L’edizione odierna de “La Repubblica” si sofferma sul traffico di auto rubate e l’asse tra Zen e Sperone.
L’ultimo deposito di auto rubate, i poliziotti di Brancaccio l’hanno trovato in via Macello, dentro una casa diroccata. Ma il vero tesoro è molto più in là, fra i casermoni dello Sperone, lì operano dei laboratori specializzati per estrarre i metalli rari che si trovano dentro le marmitte catalitiche: platino, palladio, rodio. Valgono dieci volte di più dell’oro e possono arrivare all’astronomica cifra di 500 mila euro al chilo. Un grande affare criminale per i ricettatori, in ogni marmitta ci sono dai 6 ai 30 grammi di metalli rari.
Ma dove sono i laboratori dello Sperone? E i depositi di Brancaccio dove sono finite le tantissime auto e moto rubate in questi ultimi mesi? «Bisogna cercare anche allo Zen», raccontano. Sono i baratri di Palermo, i buchi neri dove scompaiono le cose rubate, la meta di ogni ladro piccolo e grande. Sì, perché, i ricettatori sono tornati a riorganizzarsi.

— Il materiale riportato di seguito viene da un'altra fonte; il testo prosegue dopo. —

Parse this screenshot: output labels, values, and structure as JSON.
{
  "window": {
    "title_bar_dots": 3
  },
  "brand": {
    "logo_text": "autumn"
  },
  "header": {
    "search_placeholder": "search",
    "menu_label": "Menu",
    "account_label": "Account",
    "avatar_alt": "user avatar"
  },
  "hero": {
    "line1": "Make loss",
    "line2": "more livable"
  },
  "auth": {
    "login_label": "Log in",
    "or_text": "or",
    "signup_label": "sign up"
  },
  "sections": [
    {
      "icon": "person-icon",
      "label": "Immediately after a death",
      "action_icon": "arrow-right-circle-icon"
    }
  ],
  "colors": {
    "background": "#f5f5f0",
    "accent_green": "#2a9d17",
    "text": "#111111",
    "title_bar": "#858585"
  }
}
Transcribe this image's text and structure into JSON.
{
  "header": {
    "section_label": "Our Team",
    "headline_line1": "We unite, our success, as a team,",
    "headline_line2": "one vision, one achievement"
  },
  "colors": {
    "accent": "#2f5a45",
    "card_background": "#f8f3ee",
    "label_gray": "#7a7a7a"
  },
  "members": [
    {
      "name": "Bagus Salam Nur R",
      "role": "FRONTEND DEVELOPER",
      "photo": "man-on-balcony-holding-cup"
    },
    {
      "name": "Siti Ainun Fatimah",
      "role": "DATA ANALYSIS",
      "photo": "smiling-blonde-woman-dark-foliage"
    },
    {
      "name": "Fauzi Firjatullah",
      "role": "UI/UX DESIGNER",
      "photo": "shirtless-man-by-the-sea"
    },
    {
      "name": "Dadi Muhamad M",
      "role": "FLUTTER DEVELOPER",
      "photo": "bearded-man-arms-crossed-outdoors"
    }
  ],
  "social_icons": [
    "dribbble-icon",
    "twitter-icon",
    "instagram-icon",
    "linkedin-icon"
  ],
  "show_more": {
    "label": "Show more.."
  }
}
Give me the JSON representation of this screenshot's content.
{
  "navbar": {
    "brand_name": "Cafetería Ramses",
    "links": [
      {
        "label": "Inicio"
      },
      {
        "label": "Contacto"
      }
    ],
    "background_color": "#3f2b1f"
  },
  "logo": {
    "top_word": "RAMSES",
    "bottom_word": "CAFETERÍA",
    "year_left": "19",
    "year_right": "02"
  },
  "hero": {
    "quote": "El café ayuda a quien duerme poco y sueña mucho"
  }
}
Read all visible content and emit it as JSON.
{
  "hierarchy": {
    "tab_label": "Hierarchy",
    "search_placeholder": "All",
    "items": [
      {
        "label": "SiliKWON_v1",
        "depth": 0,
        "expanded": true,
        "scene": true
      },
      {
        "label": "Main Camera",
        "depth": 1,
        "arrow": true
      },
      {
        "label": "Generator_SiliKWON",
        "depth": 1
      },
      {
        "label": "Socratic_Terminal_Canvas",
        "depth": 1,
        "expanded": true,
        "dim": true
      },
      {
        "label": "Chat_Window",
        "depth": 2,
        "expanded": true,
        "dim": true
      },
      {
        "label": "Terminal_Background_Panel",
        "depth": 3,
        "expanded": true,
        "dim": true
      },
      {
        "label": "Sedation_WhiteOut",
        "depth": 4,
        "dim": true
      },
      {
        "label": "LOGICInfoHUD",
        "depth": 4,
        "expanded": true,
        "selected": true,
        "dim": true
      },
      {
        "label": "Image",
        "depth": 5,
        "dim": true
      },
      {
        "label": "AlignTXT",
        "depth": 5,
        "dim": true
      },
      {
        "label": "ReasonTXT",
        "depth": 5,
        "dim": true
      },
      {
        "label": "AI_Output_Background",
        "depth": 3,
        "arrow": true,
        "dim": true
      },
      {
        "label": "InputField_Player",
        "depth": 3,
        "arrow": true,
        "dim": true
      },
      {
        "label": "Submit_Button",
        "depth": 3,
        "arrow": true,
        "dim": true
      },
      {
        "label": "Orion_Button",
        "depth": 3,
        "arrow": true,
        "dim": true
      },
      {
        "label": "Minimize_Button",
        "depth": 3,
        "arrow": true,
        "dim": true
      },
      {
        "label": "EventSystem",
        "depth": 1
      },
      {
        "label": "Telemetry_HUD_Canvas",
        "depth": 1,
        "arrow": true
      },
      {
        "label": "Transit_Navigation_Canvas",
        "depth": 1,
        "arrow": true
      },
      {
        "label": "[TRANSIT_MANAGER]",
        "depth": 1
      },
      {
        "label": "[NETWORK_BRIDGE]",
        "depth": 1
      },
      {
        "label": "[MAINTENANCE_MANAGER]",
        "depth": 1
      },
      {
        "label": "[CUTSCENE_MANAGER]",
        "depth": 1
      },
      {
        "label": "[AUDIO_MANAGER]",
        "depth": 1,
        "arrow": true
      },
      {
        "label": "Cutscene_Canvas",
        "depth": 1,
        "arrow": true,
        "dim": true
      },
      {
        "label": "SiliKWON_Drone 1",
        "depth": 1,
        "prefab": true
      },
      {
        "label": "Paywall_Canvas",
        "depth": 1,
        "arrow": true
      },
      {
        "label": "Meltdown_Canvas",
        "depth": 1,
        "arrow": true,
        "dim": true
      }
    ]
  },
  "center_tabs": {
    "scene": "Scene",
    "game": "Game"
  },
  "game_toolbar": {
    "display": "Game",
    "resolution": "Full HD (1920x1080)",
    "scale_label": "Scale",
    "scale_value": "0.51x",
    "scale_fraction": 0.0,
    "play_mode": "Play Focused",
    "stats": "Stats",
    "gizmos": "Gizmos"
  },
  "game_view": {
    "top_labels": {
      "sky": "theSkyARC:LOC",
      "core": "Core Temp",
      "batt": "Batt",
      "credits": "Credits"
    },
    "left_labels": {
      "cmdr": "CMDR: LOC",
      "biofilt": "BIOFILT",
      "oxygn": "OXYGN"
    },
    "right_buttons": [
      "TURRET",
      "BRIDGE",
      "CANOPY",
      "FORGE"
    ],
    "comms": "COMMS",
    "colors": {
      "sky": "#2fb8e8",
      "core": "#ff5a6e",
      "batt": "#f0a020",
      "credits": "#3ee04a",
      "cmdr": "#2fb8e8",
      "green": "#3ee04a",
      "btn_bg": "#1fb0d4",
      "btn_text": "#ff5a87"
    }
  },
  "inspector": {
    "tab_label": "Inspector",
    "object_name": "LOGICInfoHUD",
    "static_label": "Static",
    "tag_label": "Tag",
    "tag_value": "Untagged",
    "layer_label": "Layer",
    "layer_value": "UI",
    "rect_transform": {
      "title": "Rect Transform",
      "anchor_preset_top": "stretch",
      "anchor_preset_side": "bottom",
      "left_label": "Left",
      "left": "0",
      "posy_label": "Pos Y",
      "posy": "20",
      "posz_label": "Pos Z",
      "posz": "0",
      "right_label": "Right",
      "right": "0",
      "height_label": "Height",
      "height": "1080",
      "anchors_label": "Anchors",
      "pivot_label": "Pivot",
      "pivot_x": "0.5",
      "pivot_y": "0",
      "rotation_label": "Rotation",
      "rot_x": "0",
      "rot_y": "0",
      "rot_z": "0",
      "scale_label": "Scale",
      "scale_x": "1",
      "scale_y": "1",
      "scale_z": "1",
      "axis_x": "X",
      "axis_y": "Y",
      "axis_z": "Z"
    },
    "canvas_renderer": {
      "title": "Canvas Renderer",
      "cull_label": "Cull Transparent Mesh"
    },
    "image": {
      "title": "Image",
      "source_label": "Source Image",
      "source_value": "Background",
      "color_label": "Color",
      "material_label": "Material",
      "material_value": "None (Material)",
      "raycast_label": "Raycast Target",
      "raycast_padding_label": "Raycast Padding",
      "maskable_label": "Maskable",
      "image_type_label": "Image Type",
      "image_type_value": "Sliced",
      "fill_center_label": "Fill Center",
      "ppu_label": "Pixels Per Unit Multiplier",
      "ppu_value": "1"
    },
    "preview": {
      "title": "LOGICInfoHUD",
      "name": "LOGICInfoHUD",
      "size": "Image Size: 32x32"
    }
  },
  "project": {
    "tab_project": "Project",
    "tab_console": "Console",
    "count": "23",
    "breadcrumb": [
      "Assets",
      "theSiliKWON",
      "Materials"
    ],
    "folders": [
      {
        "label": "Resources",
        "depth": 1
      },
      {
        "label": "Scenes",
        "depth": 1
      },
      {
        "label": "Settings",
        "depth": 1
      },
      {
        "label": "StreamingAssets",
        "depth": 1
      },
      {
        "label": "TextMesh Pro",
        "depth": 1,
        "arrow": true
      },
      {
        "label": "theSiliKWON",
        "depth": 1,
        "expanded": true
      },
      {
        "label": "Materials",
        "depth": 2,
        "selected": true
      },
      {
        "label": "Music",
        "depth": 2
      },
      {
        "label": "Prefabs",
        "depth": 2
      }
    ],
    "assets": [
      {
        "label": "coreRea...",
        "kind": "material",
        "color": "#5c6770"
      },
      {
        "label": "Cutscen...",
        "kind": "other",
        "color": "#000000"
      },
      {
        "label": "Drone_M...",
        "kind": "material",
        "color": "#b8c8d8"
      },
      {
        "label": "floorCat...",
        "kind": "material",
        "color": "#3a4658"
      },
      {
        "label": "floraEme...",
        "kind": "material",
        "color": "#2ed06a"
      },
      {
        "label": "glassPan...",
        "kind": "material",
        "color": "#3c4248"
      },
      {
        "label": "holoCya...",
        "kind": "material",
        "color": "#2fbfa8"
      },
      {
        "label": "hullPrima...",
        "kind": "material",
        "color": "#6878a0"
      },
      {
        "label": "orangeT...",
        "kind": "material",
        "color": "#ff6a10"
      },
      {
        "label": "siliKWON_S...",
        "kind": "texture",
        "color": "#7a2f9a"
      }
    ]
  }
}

In stretto contatto con le batterie di ladri. O in autonomia. Ma sono sempre loro, i ricettatori, che decidono le sorti del mercato criminale. «Perché anche la merce rubata ha le sue quotazioni», racconta un vecchio poliziotto. «E spesso i ricettatori sono degli insospettabili» Al Borgo Vecchio finiscono invece le moto. Un altro buco nero, nonostante il quartiere venga spesso presidiato da polizia e carabinieri. Ma è impossibile conoscere i segreti delle viuzze e dei magazzini fra via Ettore Ximenes e via Domenico Scinà. I ricettatori sono velocissimi a smontare e rimontare. I pezzi di ricambio di moto pregiate hanno un listino molto particolare.
Ma prima di smontare i pezzi, ladri e agenzie di ricettazione fanno una verifica. Aspettano di capire se la vittima accetta di pagare, per riavere indietro il mezzo trafugato. Sono i cosiddetti cavalli di ritorno. I baratri di Palermo non sono poi così sconosciuti. In un modo o in un altro, qualcuno riesce a trovare la strada.